EDITORIAL
Southern attacks are terror by any definition
- Published: 9 Dec 2012 at 00.00
- Newspaper section: News
The statement on Thursday by Deputy Prime Minister Chalerm Yabamrung that there is no terrorism in Thailand is nothing short of bizarre. Mr Chalerm was responding to a report released last week by the Australian Institute for Economics and Peace that ranked Thailand eighth in a global list of 158 countries where terrorism has had the most impact over the past decade. The index takes into account the number of terrorist incidents, fatalities, injuries and damage, and says an astounding 5% of global terrorist incidents from 2002 to 2009 occurred in Thailand. Pakistan, India and Afghanistan accounted for 12%, 11% and 10% respectively.

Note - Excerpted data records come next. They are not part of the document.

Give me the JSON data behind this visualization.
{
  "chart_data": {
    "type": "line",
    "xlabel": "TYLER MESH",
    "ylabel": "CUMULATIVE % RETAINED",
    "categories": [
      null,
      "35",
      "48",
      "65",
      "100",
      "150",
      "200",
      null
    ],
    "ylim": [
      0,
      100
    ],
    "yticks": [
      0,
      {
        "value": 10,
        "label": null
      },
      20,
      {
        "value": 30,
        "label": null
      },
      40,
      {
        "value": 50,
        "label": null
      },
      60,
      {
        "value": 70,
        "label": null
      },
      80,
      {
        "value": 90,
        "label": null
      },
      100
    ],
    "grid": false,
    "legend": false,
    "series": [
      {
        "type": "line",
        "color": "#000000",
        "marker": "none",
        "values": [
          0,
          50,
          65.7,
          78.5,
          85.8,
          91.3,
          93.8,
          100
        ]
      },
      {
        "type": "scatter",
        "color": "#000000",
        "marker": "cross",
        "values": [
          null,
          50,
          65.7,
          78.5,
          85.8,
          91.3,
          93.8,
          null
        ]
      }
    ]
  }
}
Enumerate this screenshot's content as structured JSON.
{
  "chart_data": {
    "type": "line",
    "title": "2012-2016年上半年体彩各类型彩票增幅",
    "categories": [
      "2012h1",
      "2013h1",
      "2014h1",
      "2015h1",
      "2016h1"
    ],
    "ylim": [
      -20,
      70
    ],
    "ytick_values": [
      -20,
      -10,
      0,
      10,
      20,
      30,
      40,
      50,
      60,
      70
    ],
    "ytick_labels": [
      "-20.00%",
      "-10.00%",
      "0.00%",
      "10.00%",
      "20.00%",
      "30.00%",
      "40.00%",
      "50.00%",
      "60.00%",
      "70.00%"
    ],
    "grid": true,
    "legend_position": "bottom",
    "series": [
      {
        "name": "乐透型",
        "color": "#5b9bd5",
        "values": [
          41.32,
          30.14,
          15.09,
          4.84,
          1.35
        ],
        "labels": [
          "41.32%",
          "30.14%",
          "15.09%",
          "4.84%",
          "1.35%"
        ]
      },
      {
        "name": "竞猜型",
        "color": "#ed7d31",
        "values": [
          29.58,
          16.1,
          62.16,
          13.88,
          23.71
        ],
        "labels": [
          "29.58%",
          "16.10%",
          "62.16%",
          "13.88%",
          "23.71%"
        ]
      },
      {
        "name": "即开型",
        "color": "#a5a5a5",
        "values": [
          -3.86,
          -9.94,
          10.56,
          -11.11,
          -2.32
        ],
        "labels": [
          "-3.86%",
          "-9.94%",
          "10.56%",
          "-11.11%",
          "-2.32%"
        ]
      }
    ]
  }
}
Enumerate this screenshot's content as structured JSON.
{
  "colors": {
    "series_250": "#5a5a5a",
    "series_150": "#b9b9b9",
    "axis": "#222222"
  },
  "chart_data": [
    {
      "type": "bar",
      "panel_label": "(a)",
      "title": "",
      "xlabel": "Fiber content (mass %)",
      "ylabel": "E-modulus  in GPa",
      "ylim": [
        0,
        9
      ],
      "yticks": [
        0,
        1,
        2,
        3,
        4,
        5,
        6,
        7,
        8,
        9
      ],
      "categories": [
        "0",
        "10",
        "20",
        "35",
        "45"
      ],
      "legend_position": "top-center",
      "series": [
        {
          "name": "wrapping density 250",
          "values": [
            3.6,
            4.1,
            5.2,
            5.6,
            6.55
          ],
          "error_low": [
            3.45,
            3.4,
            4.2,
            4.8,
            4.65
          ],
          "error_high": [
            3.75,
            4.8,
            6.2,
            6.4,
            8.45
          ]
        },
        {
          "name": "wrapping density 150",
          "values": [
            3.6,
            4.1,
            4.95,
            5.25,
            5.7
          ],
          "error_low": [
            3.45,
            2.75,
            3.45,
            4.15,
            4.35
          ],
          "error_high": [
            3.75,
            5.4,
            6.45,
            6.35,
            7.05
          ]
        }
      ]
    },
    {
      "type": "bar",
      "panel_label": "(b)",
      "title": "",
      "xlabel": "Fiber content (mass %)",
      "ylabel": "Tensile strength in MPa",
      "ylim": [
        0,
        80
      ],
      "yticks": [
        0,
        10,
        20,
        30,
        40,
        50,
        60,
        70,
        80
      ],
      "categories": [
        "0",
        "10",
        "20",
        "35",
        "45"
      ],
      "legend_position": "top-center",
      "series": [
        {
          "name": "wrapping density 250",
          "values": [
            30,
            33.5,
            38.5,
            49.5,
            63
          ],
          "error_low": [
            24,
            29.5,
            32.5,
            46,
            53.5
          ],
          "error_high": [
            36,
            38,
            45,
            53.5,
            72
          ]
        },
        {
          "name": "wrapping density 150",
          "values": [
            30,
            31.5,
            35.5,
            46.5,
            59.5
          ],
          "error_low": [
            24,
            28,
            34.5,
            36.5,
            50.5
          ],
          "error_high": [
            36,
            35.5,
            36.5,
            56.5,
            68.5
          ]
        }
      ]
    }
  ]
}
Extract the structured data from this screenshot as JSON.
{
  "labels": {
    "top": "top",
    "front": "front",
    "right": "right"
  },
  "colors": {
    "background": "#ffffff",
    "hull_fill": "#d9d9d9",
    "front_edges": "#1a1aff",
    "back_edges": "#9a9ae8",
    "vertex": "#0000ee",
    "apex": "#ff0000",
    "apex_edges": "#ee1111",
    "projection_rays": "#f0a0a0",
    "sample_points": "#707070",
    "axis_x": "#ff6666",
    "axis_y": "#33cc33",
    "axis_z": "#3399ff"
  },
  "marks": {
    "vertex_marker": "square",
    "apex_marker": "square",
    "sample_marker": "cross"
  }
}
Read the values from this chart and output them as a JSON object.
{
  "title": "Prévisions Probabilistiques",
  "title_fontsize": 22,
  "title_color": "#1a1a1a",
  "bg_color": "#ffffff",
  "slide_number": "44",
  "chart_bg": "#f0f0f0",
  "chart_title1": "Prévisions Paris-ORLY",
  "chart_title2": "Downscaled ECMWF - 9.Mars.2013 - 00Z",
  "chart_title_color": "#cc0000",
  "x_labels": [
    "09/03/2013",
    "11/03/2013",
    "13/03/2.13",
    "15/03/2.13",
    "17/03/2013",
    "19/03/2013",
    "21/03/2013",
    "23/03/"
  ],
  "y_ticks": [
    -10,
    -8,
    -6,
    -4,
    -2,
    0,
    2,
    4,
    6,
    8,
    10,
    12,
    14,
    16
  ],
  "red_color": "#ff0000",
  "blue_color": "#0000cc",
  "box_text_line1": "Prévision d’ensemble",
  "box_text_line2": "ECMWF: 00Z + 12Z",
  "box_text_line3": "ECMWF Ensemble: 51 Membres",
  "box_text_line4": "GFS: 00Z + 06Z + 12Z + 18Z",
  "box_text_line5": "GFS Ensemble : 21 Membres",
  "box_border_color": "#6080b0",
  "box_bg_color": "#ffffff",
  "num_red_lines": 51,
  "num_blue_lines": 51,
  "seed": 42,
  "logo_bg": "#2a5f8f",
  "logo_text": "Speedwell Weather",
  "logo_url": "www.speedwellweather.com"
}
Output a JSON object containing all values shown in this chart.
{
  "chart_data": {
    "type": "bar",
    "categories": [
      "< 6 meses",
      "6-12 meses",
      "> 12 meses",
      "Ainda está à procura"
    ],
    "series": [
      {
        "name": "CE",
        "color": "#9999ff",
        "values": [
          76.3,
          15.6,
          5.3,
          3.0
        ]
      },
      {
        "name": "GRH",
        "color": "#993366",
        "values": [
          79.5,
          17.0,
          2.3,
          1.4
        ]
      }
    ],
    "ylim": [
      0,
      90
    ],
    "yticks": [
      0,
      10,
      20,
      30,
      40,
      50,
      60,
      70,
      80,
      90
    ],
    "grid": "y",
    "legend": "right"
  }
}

Whether Thailand deserves to be ranked so highly on the list is debatable, as is the question of whether terrorism played a role in the political disturbances on the streets of Bangkok in recent years, but it is hard to see how anyone can deny that many of the violent incidents in the South can only be classified as terrorism.
Former prime minister Anand Panyarachun was assigned by the UN to head a global committee to define terrorism. The definition the commission came up with, as stated in a 2004 UN report, is that terrorism is "any action ... that is intended to cause death or serious bodily harm to civilians or non-combatants, when the purpose of such act, by its nature or context, is to intimidate a population, or to compel a government or an international organisation to do or to abstain from doing any act". James Poland, author of Understanding terrorism: Groups, Strategies and Responses, put it slightly differently: "Terrorism is the premeditated, deliberate, systematic murder, mayhem and threatening of the innocent to create fear and intimidation in order to gain a political or tactical advantage, usually to influence an audience."